# Scope Math¶

Mathematical functions for simulating light curves.

`scope.scopemath.``Gauss2D`(x, y, amp, x0, y0, sx, sy, rho)

A two-dimensional gaussian with arbitrary covariance.

class `scope.scopemath.``GaussInt`(a, b, c)

Returns the definite integral of x^n * exp(-ax^2 + bx + c) from 0 to 1.

`scope.scopemath.``PLD`(fpix, ferr, trninds, t, aperture)

Perform first order PLD on a light curve

flux :

detrended light curve

rawflux :

raw light curve

`scope.scopemath.``PSF`(A, psf_args, ccd_args, xpos, ypos)

Computes a stellar Point Spread Function (PSF) from given parameters.

psf_argsdict

dictionary of PSF parameters

ccd_argsdict

dictionary of CCD parameters

xposarraylike

array of PSF motion in x around detector relative to (x_0, y_0)

yposarraylike

array of PSF motion in y around detector relative to (x_0, y_0)

`scope.scopemath.``PixelFlux`(cx, cy, amp, x0, y0, sx, sy, rho, fast=True, **kwargs)

The flux in a given pixel of the detector, calculated from the integral of the convolution of a 2D gaussian with a polynomial.

cx:

The intra-pixel variability polynomial coefficients along the x axis, expressed as a list from 0th to 3rd order.

cy:

The intra-pixel variability polynomial coefficients along the y axis, expressed as a list from 0th to 3rd order.

amp:

The amplitude of the normalized gaussian (the integral of the gaussian over the entire xy plane is equal to this value).

x0:

The x position of the center of the gaussian relative to the left pixel edge.

y0:

The y position of the center of the gaussian relative to the bottom pixel edge.

sx:

The standard deviation of the gaussian in the x direction (before rotation).

sy:

The standard deviation of the gaussian in the y direction (before rotation).

rho:

The correlation coefficient between x and y, a value between -1 and 1. See en.wikipedia.org/wiki/Pearson_correlation_coefficient. If this is 0, x and y are uncorrelated (zero rotation).

fast:

If True, analytically integrates the function along the x axis and numerically integrates it along the y axis. This can greatly speed things up, with no loss of accuracy. If False, numerically integrates in both dimensions (not recommended).

`scope.scopemath.``PolyGaussIntegrand1D`(y, cx, cy, amp, x0, y0, sx, sy, rho)
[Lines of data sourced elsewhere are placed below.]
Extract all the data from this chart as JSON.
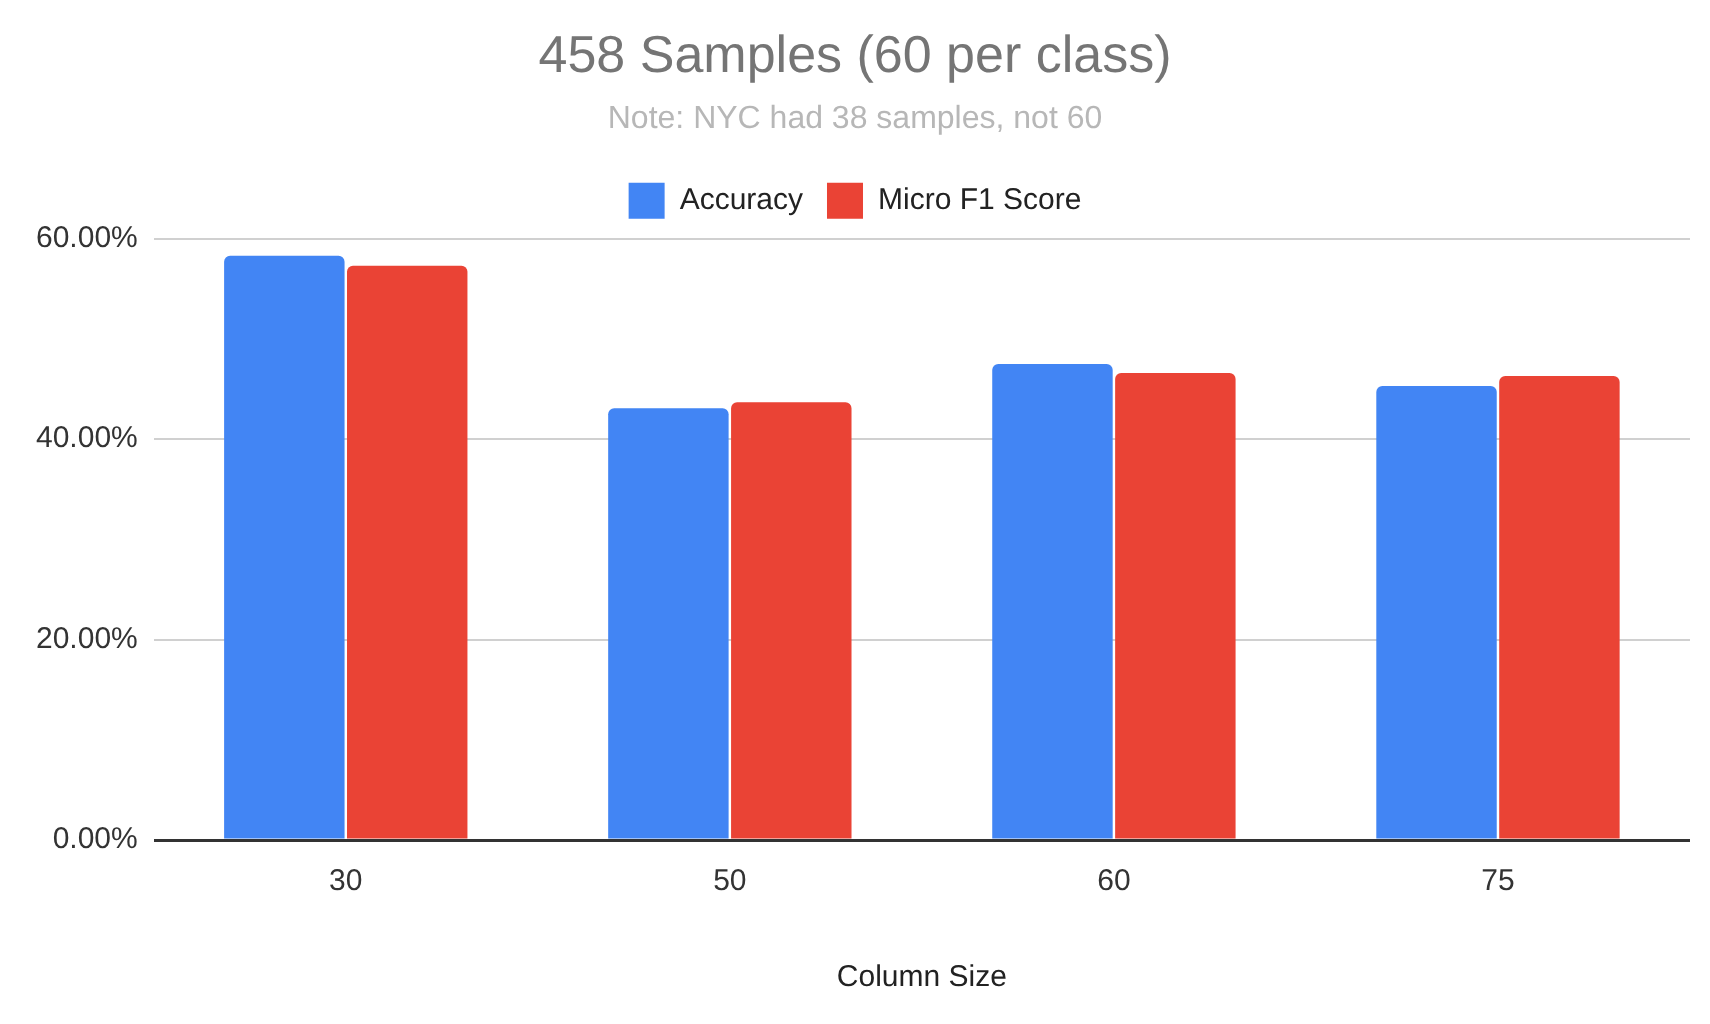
{
  "chart_data": {
    "type": "bar",
    "title": "458 Samples (60 per class)",
    "subtitle": "Note: NYC had 38 samples, not 60",
    "xlabel": "Column Size",
    "categories": [
      "30",
      "50",
      "60",
      "75"
    ],
    "series": [
      {
        "name": "Accuracy",
        "color": "#4285f4",
        "values": [
          58.3,
          43.1,
          47.5,
          45.3
        ]
      },
      {
        "name": "Micro F1 Score",
        "color": "#ea4335",
        "values": [
          57.3,
          43.7,
          46.6,
          46.3
        ]
      }
    ],
    "ylim": [
      0,
      60
    ],
    "yticks": [
      {
        "value": 0,
        "label": "0.00%"
      },
      {
        "value": 20,
        "label": "20.00%"
      },
      {
        "value": 40,
        "label": "40.00%"
      },
      {
        "value": 60,
        "label": "60.00%"
      }
    ],
    "grid": "y",
    "legend": "top"
  }
}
This is the product of the 2D Gaussian PSF, a polynomial in y, and a polynomial in x, analytically integrated along x. The integral along y is not analytic and must be done numerically. However, the analytical integration along the first dimension speeds up the entire calculation by a factor of ~20.

`scope.scopemath.``PolyGaussIntegrand2D`(x, y, cx, cy, amp, x0, y0, sx, sy, rho)

This is straight up the product of the 2D Gaussian PSF, a polynomial in y, and a polynomial in x, at a given location on the pixel. Integrating this in 2D across the entire pixel yields the total flux in that pixel.

`scope.scopemath.``Polynomial`(x, coeffs)

Returns a polynomial with coefficients coeffs evaluated at x.

`scope.scopemath.``TestIntegration`()

Compares the fast and slow ways of computing the flux. Reports the time each method took and the difference in the flux between the two methods.